DIRECTORS, OFFICERS, AND TERMS OF OFFICE

Statement of Policy

It shall be the policy of this Homeowners Association that Diretors and Officers shall be selected and serve in accordance with the Articles of Incorporation and Bylaws of Fairway Springs Homeowners Association, Inc.
Original Directors and Officers, three (3) in number, are designated by the Developer. These Directors and Officers are to serve until their resignation, or the developer relinquishes control to the resident members of Fairway Springs Homeowners Association, and the successors to these Directors and Officers are elected and have qualified as set forth in the Articles of Incorporation and Bylaws of Fairway Springs Homeowners Association, Inc.

Implementation

3/14/84
Number of Directors is increased to five (5).

7/1/85
The Developer having relinquished control of the Association, the number of Directors is increased to nine (9), and they are elected for terms of office: to wit, three for a one-year term; three for a two-year term; and three for a three-year term. None of these Directors shall be eligible to serve for more than two consecutive three-year terms.

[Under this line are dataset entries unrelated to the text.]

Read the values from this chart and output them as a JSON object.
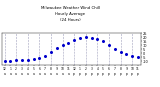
{
  "title": "Milwaukee Weather Wind Chill  Hourly Average  (24 Hours)",
  "title_line1": "Milwaukee Weather Wind Chill",
  "title_line2": "Hourly Average",
  "title_line3": "(24 Hours)",
  "x_hours": [
    0,
    1,
    2,
    3,
    4,
    5,
    6,
    7,
    8,
    9,
    10,
    11,
    12,
    13,
    14,
    15,
    16,
    17,
    18,
    19,
    20,
    21,
    22,
    23
  ],
  "y_values": [
    -10,
    -10,
    -9,
    -9,
    -8,
    -7,
    -6,
    -4,
    1,
    6,
    10,
    13,
    16,
    19,
    20,
    19,
    17,
    15,
    10,
    5,
    2,
    -1,
    -3,
    -5
  ],
  "dot_color": "#0000cc",
  "bg_color": "#ffffff",
  "grid_color": "#8888aa",
  "ylim_min": -15,
  "ylim_max": 25,
  "ytick_vals": [
    25,
    20,
    15,
    10,
    5,
    0,
    -5,
    -10
  ],
  "ytick_labels": [
    "25",
    "20",
    "15",
    "10",
    "5",
    "0",
    "-5",
    "-10"
  ],
  "xtick_labels": [
    "12",
    "1",
    "2",
    "3",
    "4",
    "5",
    "6",
    "7",
    "8",
    "9",
    "10",
    "11",
    "12",
    "1",
    "2",
    "3",
    "4",
    "5",
    "6",
    "7",
    "8",
    "9",
    "10",
    "11"
  ],
  "xtick_rows2": [
    "a",
    "a",
    "a",
    "a",
    "a",
    "a",
    "a",
    "a",
    "a",
    "a",
    "a",
    "a",
    "p",
    "p",
    "p",
    "p",
    "p",
    "p",
    "p",
    "p",
    "p",
    "p",
    "p",
    "p"
  ],
  "vgrid_positions": [
    0,
    2,
    4,
    6,
    8,
    10,
    12,
    14,
    16,
    18,
    20,
    22
  ]
}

The principle Officers of the Association shall be president, vice-president, secretary, and treasurer. They shall be elected by the by the Board of Directors, who may also may appoint an assistant secretary and an assistant treasurer. Officers shall serve a one-year term of office with the privilege of re-election.

5/30/06
the Security Officer title will be eliminated. Key Card administrator established.

1/30/07
In the event of an interim (between annual elections) vacancy, the Board of Directors shall appoint, approve, and vote on an eligible member to serve on the Board until the next election date. Appointees are given voting privileges during their interim appointment. No appointee may serve beyond the next election date unless duly appointed by the members.

Term Limits: There shall be nine (9) Directors elected. Directors elected shall not serve for more than two (2) consecutive three (3) year elected terms.

06/11/09
Correction to policy statement from 1/30/07.

In agreement with the Florida Statutes, Section 617.0809, which governs all not-for-profit corporations, and addresses what an HOA should do in the event of a vacancy on the board, interim to elections, our policy shall now be:    
 
In the event of an interim vacancy on the Board of Directors (when vacancy occurs between annual elections, OR after the Election Process has begun, but prior to the end of the resignee’s 3-year term), the Board of Directors shall appoint, approve, and vote on an eligible member to serve on the Board for the remainder of the resignee’s term.  The appointed Board Member shall NOT be on the ballot for the next election unless the term of the vacant seat would have expired at that time.
 
An appointee is not required to serve in the same functional capacity as the resigning director. The Board may re-assign positions to best match directors with required functions.
 
At the end of a Board Member’s  “appointed term”, they may be placed onto an election ballot for a second 3-year term on the Board of Directors.  The completion of the appointed term counts as one 3-year term for that appointee.
 
Current officers and directors serving on the Board of Directors, as of this date, will be grandfathered in to serve according to prior policy.  

Corrections will be made as new members come onto the board so that, eventually, there will be 3 board members with 3 years remaining on their term, 3 board members with 2 years remaining, and 3 board members with 1 year remaining.  There should always be exactly 3 positions open for each election period, with all other vacancies filled as described above.